One particular corner bar in Havana made a fortune catering to Americans’ fantasies of Havana, and became a legend, at least to Americans. Opened by a Cuban named Jose—his last name was either Garcia, Abeal, Otero, or some combination of the three—it became known as Sloppy Joe’s. (It’s not to be confused with another bar of the same name in Key West, advertised on T-shirts with the big bearded face of former patron Hemingway.)
“At Sloppy Joe’s, the Grant’s Tomb of bars, at which no self-respecting Cuban would be caught dead, the tourists themselves seemed a little embarrassed,” Agee wrote. “They huddled rather silent in the bar, and few of them ordered more than one drink.”
Agee, a connoisseur of bars in New York, was not much impressed with Sloppy Joe’s.
“Night life in one of the whoriest cities in the Western Hemisphere was represented by the San Souci, meaning carefree, and the Casino, meaning casino. Lowing gently, the tourists stepped out of their vans. The marble floors were absolutely beautiful. The trees were just exquisite. The music was every bit as smooth as Wayne King,” the mainstream-radio bandleader, “and even the native Cubans that went there seemed an awfully, nice, refined class of people.”
After four hours of sleep, a “heroic majority” of the tourists “spent the morning buying cigars, perfumes, rum, and souvenirs. Later they hung at the rail and talked of Havana,” Agee wrote. “Of those who liked Havana, the elder spoke of it as quaint, the more youthful as cute. Most of the passengers disliked Havana and were happy to be leaving it.”
For a travel article that appeared in one issue of Fortune, “Havana Cruise” has enjoyed unusual attention from scholars for decades.
French author Genevieve Moreau remarked that “Agee raises his piece to the level of profound social criticism,” a commentary on “the essential emptiness of middle-class life.”
Poet and critic Robert Fitzgerald called “Havana Cruise” a “masterpiece of ferocity.”
Of course, it’s not mainly about Havana, but about people with a little money and no clear idea of what to do with it. Despite Agee’s dismissal of Sloppy Joe’s, there’s one thing to envy.
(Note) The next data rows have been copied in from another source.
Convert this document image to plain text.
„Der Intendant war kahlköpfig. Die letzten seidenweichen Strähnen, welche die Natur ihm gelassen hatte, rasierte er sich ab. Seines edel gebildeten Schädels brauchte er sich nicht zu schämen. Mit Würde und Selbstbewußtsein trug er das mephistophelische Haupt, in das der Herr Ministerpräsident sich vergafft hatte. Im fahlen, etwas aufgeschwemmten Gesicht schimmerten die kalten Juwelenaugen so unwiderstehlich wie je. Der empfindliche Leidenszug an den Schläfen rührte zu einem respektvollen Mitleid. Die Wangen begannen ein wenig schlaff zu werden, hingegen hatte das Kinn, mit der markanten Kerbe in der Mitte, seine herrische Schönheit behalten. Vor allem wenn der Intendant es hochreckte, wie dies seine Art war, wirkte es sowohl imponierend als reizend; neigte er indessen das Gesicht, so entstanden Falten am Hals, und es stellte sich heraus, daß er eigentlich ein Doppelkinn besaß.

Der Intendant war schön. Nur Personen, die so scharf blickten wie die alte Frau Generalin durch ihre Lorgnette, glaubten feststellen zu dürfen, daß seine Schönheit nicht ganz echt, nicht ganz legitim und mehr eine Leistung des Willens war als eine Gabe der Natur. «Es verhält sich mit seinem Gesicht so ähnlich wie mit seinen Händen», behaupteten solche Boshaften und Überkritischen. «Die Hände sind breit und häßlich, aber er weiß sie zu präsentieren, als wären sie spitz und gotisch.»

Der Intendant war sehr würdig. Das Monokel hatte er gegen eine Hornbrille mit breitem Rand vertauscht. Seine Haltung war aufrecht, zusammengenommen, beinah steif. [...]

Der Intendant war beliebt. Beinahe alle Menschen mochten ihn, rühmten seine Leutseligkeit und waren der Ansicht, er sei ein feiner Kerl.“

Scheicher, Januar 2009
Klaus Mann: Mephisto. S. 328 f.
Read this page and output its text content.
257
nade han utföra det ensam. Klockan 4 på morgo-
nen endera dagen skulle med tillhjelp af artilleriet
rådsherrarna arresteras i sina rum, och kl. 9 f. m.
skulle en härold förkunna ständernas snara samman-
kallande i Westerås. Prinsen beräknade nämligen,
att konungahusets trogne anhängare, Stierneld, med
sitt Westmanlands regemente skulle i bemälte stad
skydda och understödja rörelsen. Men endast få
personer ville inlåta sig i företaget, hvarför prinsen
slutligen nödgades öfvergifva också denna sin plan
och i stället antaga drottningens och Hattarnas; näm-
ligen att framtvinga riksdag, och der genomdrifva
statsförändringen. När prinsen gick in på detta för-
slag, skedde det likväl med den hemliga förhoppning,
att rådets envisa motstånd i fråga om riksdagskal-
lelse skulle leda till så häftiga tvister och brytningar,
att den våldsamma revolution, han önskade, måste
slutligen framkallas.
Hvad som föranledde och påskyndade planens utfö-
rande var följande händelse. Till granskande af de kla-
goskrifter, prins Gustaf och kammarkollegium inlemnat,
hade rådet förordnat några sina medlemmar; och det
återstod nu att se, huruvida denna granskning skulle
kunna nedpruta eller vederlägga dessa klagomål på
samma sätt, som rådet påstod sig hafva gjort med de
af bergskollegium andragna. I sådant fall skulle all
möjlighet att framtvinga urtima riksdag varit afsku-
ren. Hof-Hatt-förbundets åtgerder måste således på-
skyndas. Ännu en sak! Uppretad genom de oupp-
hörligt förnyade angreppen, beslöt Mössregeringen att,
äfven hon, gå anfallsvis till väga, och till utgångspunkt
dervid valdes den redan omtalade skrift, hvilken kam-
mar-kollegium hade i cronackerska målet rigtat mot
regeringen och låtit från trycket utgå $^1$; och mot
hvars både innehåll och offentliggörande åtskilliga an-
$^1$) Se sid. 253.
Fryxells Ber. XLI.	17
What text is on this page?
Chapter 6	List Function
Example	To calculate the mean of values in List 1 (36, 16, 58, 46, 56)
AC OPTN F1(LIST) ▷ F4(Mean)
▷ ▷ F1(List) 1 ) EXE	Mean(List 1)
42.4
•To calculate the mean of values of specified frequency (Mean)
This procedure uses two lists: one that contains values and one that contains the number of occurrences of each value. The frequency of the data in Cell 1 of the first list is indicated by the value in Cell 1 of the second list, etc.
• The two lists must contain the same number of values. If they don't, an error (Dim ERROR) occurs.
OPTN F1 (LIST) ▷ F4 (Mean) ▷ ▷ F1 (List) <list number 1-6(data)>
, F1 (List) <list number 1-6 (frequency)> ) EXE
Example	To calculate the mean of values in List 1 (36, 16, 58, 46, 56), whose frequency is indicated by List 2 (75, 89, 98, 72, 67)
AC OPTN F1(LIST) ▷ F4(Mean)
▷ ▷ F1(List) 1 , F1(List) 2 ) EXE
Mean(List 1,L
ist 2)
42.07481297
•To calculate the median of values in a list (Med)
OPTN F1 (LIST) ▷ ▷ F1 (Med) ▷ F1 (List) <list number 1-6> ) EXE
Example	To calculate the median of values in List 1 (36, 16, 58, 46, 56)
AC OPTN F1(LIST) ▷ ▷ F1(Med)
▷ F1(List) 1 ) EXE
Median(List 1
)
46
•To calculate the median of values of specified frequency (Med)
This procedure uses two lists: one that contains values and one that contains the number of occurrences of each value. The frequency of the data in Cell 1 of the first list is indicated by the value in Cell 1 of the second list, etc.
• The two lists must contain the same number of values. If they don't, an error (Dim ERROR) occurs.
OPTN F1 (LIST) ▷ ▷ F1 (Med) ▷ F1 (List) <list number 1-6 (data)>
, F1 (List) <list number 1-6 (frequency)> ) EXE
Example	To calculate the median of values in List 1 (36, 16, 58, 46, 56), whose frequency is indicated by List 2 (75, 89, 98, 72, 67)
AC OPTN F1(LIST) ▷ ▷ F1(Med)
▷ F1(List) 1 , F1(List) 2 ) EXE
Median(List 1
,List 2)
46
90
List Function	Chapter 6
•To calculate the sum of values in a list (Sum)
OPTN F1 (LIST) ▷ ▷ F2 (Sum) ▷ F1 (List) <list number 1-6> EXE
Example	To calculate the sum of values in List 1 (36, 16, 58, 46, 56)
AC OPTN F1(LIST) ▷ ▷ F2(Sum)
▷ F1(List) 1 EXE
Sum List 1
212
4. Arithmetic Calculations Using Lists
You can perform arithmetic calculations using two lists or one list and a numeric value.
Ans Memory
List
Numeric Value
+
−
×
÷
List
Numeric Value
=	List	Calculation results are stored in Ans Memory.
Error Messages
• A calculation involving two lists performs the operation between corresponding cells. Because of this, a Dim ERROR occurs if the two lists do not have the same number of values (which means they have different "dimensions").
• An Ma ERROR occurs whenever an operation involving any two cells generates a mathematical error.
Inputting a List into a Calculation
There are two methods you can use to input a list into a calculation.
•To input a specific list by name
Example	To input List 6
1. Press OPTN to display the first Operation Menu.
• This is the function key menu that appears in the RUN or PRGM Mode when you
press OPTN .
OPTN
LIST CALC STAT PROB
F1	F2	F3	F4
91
Havana, which has since endured a brutal dictatorship, a violent revolution, years of Soviet domination, and another brutal dictatorship, still has a bar called Sloppy Joe’s. It was closed for some years, when American tourists were scarce, but reopened three years ago, in the same famous corner location, with its famous 59-foot-long bar and array of rum.
And Sloppy Joe’s isn’t even one of the oldest bars in Havana. The Floridita is almost two centuries old.
Knoxville, James Agee’s hometown, which has selected Republican representation in Congress every two years for a century and a half, is a seemingly more stable place than Havana. But Knoxville has no single restaurant, bar, cafe, or snack shop that James Agee would recognize from his lifetime.